Can a ferocious young boxer who goes by the nickname “Drac” make it to the 2016 Olympics in Rio de Janeiro?

Salinas boxer Ruben “Dracula” Villa, 18, is favored to qualify for the U.S. Olympic team.

Salinas boxer Ruben “Dracula” Villa, 18, is favored to qualify for the U.S. Olympic team. Photo by David Royal – Monterey Herald

It’s not fangs you have to worry about—if you go head-to-head in the ring with Ruben Villa IV, aka “Dracula,” it’s the gloves you’ll need to watch out for. Villa, an 18-year-old athlete from Salinas, is boxing’s No. 1 ranked amateur in the national bantamweight (123-pound) division, as well as the speculated favorite to make the U.S. Olympic Team for the 2016 Olympics in Rio de Janeiro, Brazil, according to an article in the Monterey Herald on Monday, Nov. 16.

Villa, a senior at Everett Alvarez High School, was awarded his moniker—“Dracula,” sometimes just “Drac”—not for any gory or bloodthirsty tendencies but rather due to a dental surgery when he was seven that left him without his two front teeth. When his coach, Rudy Puga Sr., saw Villa, toothless, he laughed and started calling him “Dracula.”

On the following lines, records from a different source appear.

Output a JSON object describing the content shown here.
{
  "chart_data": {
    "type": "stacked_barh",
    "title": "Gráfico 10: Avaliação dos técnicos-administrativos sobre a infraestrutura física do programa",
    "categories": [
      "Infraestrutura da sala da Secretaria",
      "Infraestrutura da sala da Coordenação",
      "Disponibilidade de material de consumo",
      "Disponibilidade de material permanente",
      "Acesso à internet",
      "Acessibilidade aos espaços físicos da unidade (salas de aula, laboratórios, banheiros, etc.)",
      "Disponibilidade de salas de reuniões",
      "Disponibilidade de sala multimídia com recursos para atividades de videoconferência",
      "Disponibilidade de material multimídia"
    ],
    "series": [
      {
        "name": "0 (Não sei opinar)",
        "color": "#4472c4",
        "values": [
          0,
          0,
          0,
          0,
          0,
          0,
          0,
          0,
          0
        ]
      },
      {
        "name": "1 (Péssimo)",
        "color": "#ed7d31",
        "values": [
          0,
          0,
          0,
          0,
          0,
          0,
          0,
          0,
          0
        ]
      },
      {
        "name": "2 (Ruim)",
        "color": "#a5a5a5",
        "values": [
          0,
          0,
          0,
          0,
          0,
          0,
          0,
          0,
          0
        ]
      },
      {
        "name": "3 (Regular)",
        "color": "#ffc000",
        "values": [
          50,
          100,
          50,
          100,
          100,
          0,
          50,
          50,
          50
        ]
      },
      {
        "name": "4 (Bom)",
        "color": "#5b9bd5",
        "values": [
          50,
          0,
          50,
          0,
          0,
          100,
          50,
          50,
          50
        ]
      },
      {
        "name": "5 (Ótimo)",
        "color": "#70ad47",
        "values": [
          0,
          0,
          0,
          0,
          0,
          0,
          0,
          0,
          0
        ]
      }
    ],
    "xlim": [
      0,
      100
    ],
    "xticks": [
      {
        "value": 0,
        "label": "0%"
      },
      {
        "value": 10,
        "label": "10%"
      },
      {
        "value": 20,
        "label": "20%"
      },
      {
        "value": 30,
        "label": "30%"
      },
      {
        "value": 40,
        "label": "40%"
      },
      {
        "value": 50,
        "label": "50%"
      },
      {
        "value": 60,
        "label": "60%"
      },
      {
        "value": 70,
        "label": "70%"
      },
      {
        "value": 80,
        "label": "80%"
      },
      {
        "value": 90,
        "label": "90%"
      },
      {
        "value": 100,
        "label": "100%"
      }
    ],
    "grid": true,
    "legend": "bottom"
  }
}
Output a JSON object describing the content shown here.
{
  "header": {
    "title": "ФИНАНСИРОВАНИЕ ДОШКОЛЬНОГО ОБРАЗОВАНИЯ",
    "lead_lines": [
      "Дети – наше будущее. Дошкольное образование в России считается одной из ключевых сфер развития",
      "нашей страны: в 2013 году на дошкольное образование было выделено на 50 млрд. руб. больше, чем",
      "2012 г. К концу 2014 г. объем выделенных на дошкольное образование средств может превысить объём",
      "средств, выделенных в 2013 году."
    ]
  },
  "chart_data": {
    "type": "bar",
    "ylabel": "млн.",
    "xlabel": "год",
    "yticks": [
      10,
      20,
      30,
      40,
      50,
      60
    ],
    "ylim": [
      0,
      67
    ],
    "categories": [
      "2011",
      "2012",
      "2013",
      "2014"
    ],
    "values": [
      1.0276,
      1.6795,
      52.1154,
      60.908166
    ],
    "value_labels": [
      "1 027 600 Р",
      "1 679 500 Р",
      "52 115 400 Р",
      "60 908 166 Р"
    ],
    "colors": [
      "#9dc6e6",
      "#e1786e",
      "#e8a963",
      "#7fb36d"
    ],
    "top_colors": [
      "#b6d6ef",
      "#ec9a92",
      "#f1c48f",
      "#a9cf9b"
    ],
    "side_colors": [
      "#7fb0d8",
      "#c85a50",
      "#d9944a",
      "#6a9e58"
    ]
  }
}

While the nickname has stuck, Villa maintains a reputation for being friendly, mild-mannered, and, above all, humble. He doesn’t bother much with the name calling or intimidation tactics. He prefers to let his gloves do the work.

“I guess I just feel like any ‘talking’ should be done in the ring. That’s the only place that matters,” says Villa. “I guess I’m probably going to have to learn how to talk smack after I turn pro—I know it kind of comes with the game nowadays—but when that time comes, I’ll handle it in my own way.”

Ville hasn’t kept track of his own win-loss record, but he estimates it at 140-plus wins against 12 losses. He’s won 15 national tournaments since the age of 8. He will compete at the Olympic Trials from Dec. 7-12 in Reno, Nevada, in an eight-man bracket that includes seven opponents he’s beaten before, and is expected to beat again.